Hi Simon,

>> With Shake, it's possible to run it single threaded and dump a list of
>> all system commands performed. With a little bit of care (you couldn't
>> use your Haskell Shake code to query the global environment in
>> non-obvious ways), this could be used as the initial bootstrap. It's
>> not been done before, but I see no reason it won't work.
>>
>> Yhc died because of build system choice, but I'm sure that won't
>> happen to GHC - it will just suck away fun and valuable Haskell
>> hacking time. But Shake has other benefits, such as profiling. With
>> detailed profile statistics about your build system you can usually
>> make sensible modifications and get some build time performance
>> improvement. Similarly, I'm sure Shake would increase the parallelism
>> of the build.
>
> I remember you made that claim before, but I don't remember the reasoning
> for it - why do you think there's more parallelism to be extracted?  As far
> as I know we already give make a pretty accurate dependency graph, the only
> place where we are a bit innaccurate is in the dependencies between the
> configure steps for packages, but those are quite a small part of the
> overall build time.  Oh, and we could calcualte dependencies on Haskell
> source files individually rather than all at once, but that really only
> impacts rebuilds, and it could be fixed.
>
> Perhaps make's scheduling algorithm is suboptimal for our graph.  I seem to
> recall Shake does some kind of random scheduling, is that right?

There are a number of reasons I think Shake would be faster:

* Random scheduling is a big win (~20% I think), since it tends to
interleave disk heavy and CPU heavy work. Ian's suggestion of
"remembering" how long a task takes is a lot of work, but randomness
tends to paper over any discrepancies quite nicely.
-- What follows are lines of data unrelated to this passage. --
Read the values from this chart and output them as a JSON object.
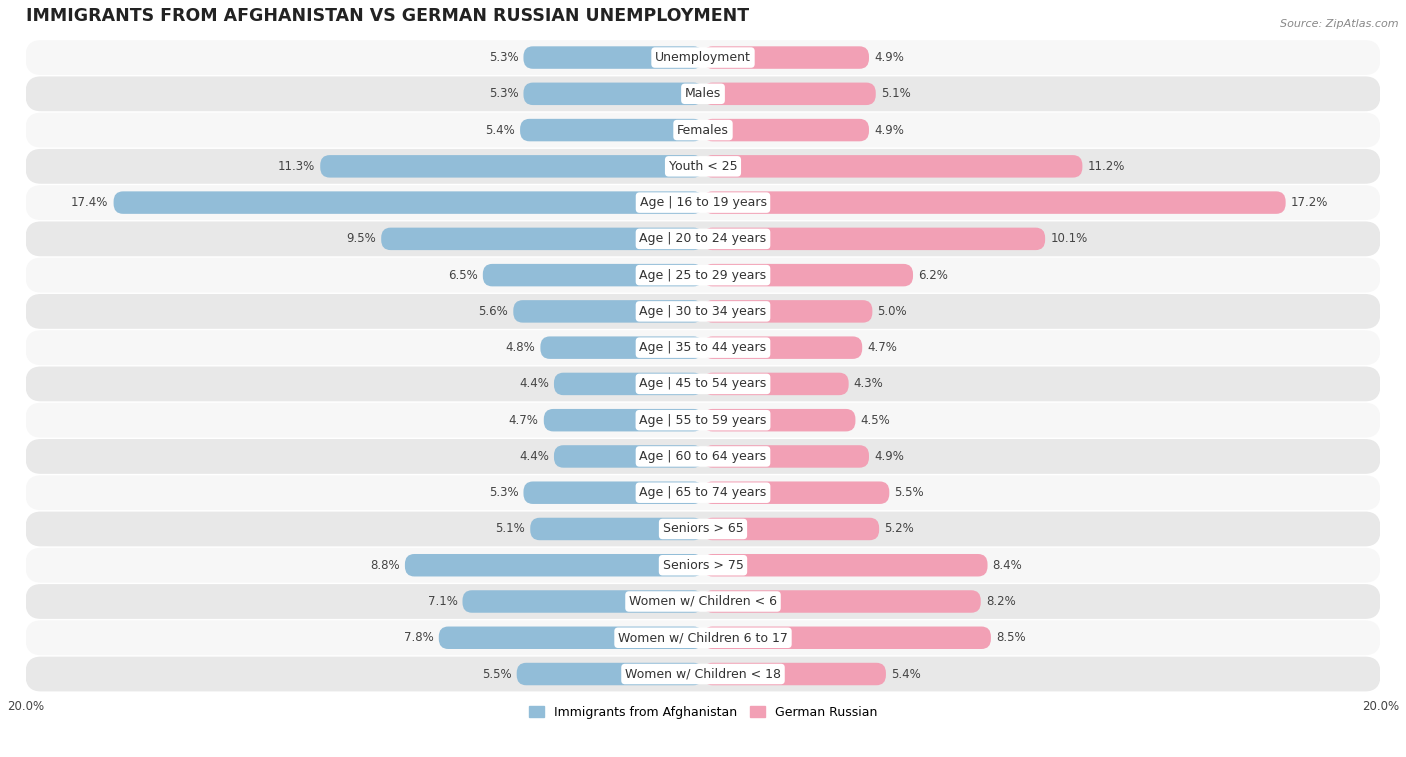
{
  "title": "IMMIGRANTS FROM AFGHANISTAN VS GERMAN RUSSIAN UNEMPLOYMENT",
  "source": "Source: ZipAtlas.com",
  "categories": [
    "Unemployment",
    "Males",
    "Females",
    "Youth < 25",
    "Age | 16 to 19 years",
    "Age | 20 to 24 years",
    "Age | 25 to 29 years",
    "Age | 30 to 34 years",
    "Age | 35 to 44 years",
    "Age | 45 to 54 years",
    "Age | 55 to 59 years",
    "Age | 60 to 64 years",
    "Age | 65 to 74 years",
    "Seniors > 65",
    "Seniors > 75",
    "Women w/ Children < 6",
    "Women w/ Children 6 to 17",
    "Women w/ Children < 18"
  ],
  "afghanistan_values": [
    5.3,
    5.3,
    5.4,
    11.3,
    17.4,
    9.5,
    6.5,
    5.6,
    4.8,
    4.4,
    4.7,
    4.4,
    5.3,
    5.1,
    8.8,
    7.1,
    7.8,
    5.5
  ],
  "german_russian_values": [
    4.9,
    5.1,
    4.9,
    11.2,
    17.2,
    10.1,
    6.2,
    5.0,
    4.7,
    4.3,
    4.5,
    4.9,
    5.5,
    5.2,
    8.4,
    8.2,
    8.5,
    5.4
  ],
  "afghanistan_color": "#92bdd8",
  "german_russian_color": "#f2a0b5",
  "bar_height": 0.62,
  "xlim": 20.0,
  "bg_color": "#ffffff",
  "row_color_light": "#f7f7f7",
  "row_color_dark": "#e8e8e8",
  "title_fontsize": 12.5,
  "label_fontsize": 9,
  "value_fontsize": 8.5,
  "legend_fontsize": 9,
  "source_fontsize": 8
}
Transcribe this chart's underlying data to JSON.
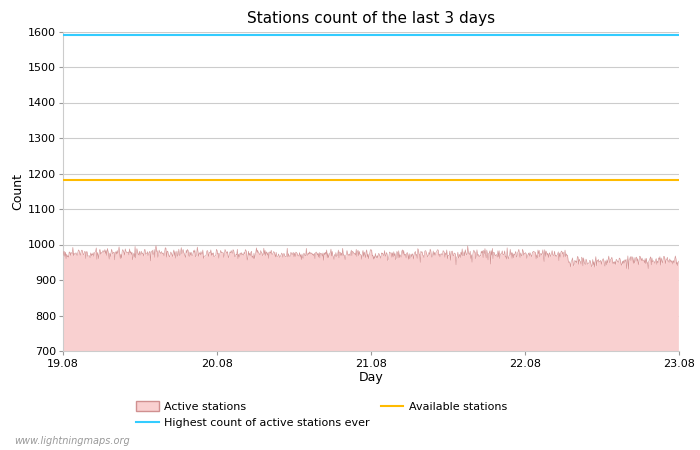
{
  "title": "Stations count of the last 3 days",
  "xlabel": "Day",
  "ylabel": "Count",
  "ylim": [
    700,
    1600
  ],
  "xlim_start": 0,
  "xlim_end": 1000,
  "yticks": [
    700,
    800,
    900,
    1000,
    1100,
    1200,
    1300,
    1400,
    1500,
    1600
  ],
  "xtick_positions": [
    0,
    250,
    500,
    750,
    1000
  ],
  "xtick_labels": [
    "19.08",
    "20.08",
    "21.08",
    "22.08",
    "23.08"
  ],
  "highest_ever_value": 1590,
  "available_stations_value": 1183,
  "active_stations_mean": 973,
  "active_stations_noise": 8,
  "cyan_color": "#33ccff",
  "yellow_color": "#ffbb00",
  "pink_fill_color": "#f9d0d0",
  "pink_line_color": "#d09090",
  "bg_color": "#ffffff",
  "grid_color": "#cccccc",
  "title_fontsize": 11,
  "axis_label_fontsize": 9,
  "tick_fontsize": 8,
  "legend_fontsize": 8,
  "watermark": "www.lightningmaps.org",
  "watermark_fontsize": 7,
  "n_points": 1000,
  "seed": 123,
  "dip_start": 820,
  "dip_end": 920,
  "dip_amount": 20,
  "end_drop_start": 920,
  "end_drop_value": 955
}
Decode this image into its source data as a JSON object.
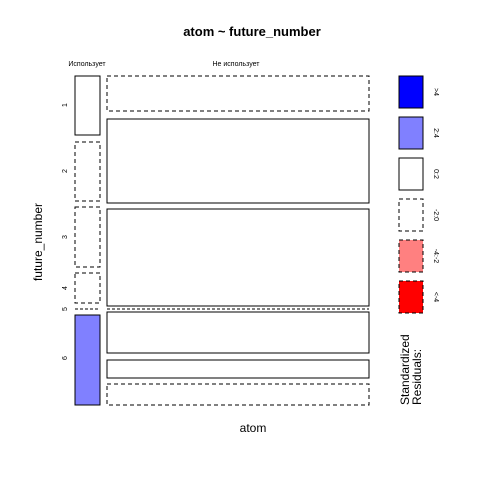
{
  "chart_data": {
    "type": "mosaic",
    "title": "atom ~ future_number",
    "xlabel": "atom",
    "ylabel": "future_number",
    "column_labels": [
      "Использует",
      "Не использует"
    ],
    "row_labels": [
      "1",
      "2",
      "3",
      "4",
      "5",
      "6"
    ],
    "cells": [
      {
        "row": "1",
        "column": "Использует",
        "residual": "0:2"
      },
      {
        "row": "1",
        "column": "Не использует",
        "residual": "-2:0"
      },
      {
        "row": "2",
        "column": "Использует",
        "residual": "-2:0"
      },
      {
        "row": "2",
        "column": "Не использует",
        "residual": "0:2"
      },
      {
        "row": "3",
        "column": "Использует",
        "residual": "-2:0"
      },
      {
        "row": "3",
        "column": "Не использует",
        "residual": "0:2"
      },
      {
        "row": "4",
        "column": "Использует",
        "residual": "-2:0"
      },
      {
        "row": "4",
        "column": "Не использует",
        "residual": "0:2"
      },
      {
        "row": "5",
        "column": "Использует",
        "residual": "-2:0"
      },
      {
        "row": "5",
        "column": "Не использует",
        "residual": "0:2"
      },
      {
        "row": "6",
        "column": "Использует",
        "residual": "2:4"
      },
      {
        "row": "6",
        "column": "Не использует",
        "residual": "0:2"
      },
      {
        "row": "6",
        "column": "Не использует (2)",
        "residual": "0:2"
      },
      {
        "row": "6",
        "column": "Не использует (3)",
        "residual": "-2:0"
      }
    ],
    "legend": {
      "title": "Standardized\nResiduals:",
      "placement": "right",
      "entries": [
        {
          "label": ">4",
          "color": "#0000ff",
          "dashed": false
        },
        {
          "label": "2:4",
          "color": "#8080ff",
          "dashed": false
        },
        {
          "label": "0:2",
          "color": "#ffffff",
          "dashed": false
        },
        {
          "label": "-2:0",
          "color": "#ffffff",
          "dashed": true
        },
        {
          "label": "-4:-2",
          "color": "#ff8080",
          "dashed": true
        },
        {
          "label": "<-4",
          "color": "#ff0000",
          "dashed": true
        }
      ]
    }
  }
}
* Shake can extract the maximum parallelism from a task, whereas I've
seen make doesn't do as well.

* I've previously heard that GHC doesn't really use all the CPU's
available while compiling? If that's true, then I suspect Shake could
push it up closer to 100%, or at least using the Shake profiling tools
you could figure out where the bottlenecks are. Getting Shake to max
out at least one of the disk/memory/CPU hasn't been very difficult
whenever I've tried it.

* GHC currently proceeds in phases, which naturally cause complete
serialisation, with Shake you might be able to accurately interleave
the phases (although perhaps you really do need all of phase 1
complete before starting on phase 2).

But my basic experience is that Shake gives really good parallelism,
whereas make usually doesn't do as well - I just don't trust make.